Daniel Cohn-Bendit - Early Life in France

Early Life in France

He returned to France in 1966 to study sociology at the University of Nanterre under the supervision of the network society's theorist Manuel Castells. He soon joined the larger and classic nationwide anarchist federation Fédération anarchiste, which he left in 1967 in favour of the smaller and local Groupe anarchiste de Nanterre and the Noir et rouge magazine. Although residing in Paris, he was frequently able to travel back to Germany, where he was notably influenced by the death of Benno Ohnesorg in 1967, and the assault on Rudi Dutschke in April 1968. In this tense context, he invited Karl Dietrich Wolff, leader of the Socialist German Student Union, for a lecture in Paris, which would prove influential to later May events.

In Nanterre, Cohn-Bendit was a leader in claims for more sexual freedom, with actions such as participating in the occupation of the girls' premises, interrupting the speech of a minister who was inaugurating a swimming pool in order to demand free access to the girls' dormitory. This contributed to attracting to him a lot of student supporters later to be called the '22 March Movement', a group characterised by a mixture of Marxist, sexual and anarchist semantics. In the autumn of 1967 rumours of his upcoming expulsion from the university led to a local students' strike, and his expulsion was cancelled. On 22 March 1968 students occupied the administrative offices, and the closing of the university on 2 May helped move the protests to downtown Paris.

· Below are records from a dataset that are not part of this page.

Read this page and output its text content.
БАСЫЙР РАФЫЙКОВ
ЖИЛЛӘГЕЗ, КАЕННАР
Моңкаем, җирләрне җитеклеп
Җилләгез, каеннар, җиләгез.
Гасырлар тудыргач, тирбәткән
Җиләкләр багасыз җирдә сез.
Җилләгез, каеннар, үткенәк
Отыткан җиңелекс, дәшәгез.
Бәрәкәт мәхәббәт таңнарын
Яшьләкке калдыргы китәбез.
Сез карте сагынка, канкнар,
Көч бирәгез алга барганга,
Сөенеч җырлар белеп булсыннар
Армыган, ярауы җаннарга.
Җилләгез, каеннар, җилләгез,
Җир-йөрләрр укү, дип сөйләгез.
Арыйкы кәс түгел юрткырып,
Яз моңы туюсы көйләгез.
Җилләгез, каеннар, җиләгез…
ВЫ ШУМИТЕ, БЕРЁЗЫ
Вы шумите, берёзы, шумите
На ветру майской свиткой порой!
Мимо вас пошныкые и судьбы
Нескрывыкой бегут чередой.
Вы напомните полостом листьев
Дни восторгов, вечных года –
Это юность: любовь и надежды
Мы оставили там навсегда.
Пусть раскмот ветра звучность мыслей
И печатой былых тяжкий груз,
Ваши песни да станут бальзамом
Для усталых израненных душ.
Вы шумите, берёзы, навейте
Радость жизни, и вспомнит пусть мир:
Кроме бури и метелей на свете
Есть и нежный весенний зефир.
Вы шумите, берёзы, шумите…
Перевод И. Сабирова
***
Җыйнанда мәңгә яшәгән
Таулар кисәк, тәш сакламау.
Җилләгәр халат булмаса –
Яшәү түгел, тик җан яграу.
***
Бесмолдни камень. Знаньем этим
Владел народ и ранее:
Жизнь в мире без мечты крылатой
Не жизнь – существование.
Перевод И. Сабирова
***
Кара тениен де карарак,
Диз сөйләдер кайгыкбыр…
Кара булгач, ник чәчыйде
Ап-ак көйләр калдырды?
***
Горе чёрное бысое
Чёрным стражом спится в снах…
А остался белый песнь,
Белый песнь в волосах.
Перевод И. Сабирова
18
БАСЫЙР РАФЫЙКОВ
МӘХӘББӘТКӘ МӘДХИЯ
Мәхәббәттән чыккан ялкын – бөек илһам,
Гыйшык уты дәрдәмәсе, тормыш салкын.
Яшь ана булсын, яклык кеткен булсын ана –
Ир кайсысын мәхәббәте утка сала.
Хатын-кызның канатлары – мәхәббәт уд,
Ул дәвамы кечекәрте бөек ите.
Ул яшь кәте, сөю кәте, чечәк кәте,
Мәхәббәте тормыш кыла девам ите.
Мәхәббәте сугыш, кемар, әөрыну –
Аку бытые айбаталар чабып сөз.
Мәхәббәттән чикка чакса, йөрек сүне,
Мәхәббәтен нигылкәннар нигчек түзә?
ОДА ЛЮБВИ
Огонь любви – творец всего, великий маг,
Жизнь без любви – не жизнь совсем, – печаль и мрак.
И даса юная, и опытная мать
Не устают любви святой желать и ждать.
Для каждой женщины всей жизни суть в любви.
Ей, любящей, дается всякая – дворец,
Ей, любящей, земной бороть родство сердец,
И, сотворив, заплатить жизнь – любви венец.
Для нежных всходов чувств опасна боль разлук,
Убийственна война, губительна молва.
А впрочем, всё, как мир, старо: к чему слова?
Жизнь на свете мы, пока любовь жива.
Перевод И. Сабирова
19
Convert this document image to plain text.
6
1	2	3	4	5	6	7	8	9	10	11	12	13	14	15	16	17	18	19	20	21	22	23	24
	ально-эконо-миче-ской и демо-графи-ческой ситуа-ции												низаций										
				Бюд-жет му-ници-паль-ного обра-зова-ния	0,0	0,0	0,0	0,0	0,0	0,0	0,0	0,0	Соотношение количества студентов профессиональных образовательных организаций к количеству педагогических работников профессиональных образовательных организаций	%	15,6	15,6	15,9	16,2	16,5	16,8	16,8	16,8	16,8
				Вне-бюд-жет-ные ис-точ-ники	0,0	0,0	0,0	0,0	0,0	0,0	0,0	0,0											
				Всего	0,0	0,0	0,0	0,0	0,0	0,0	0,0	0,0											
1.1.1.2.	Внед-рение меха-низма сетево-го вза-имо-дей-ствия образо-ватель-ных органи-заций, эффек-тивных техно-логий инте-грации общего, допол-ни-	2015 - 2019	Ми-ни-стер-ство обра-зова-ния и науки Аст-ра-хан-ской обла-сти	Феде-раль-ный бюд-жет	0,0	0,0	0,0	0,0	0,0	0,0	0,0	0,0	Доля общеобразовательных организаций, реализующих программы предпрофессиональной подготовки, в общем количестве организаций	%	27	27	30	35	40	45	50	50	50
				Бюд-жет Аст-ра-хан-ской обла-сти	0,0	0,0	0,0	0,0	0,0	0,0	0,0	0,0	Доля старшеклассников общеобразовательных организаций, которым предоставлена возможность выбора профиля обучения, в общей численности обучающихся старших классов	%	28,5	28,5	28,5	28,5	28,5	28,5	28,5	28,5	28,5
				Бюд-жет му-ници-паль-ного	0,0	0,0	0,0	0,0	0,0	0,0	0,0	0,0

From 3 May 1968 onwards, massive student and workers riots erupted in Paris against Charles de Gaulle's government. Cohn-Bendit quickly emerged as a public face of the student protests, along with Jacques Sauvageot, Alain Geismar and Alain Krivine. His "foreign" origins were highlighted by opponents of the student movement, leading to students taking up the chant, "Nous sommes tous des Juifs allemands" ("We are all German Jews").

The French Communist Party leader Georges Marchais described Cohn-Bendit as the "German anarchist Cohn-Bendit" and denounced some student protesters as "sons of the upper bourgeoisie ... who will quickly forget their revolutionary flame in order to manage daddy's firm and exploit workers there". Continued police violence, however, prompted trade unions (and eventually the Communist Party) to support the students, and from 13 May onwards, France was struck by a general strike.

However Cohn-Bendit had already retreated on 10 May with a few friends to the Atlantic coast city of Saint-Nazaire, seeing that his Nanterre group had become a minority without political influence in the larger Paris students' movement. Cohn-Bendit's political opponents took advantage of his German passport and had him expelled from Saint-Nazaire to Germany on 22 May as a "seditious alien". On 27 May the Communist-led workers signed the Grenelle agreements with the government; on 30 May supporters of the president organised a successful demonstration; new elections were called and at the end of June 1968 the Gaullists were back in power, now occupying three-quarters of the French National Assembly.

On the whole, Cohn-Bendit had participated little in the May 1968 Paris events, which continued without him, but he had become a legend, which was to be used later in the 1990s upon his return to France.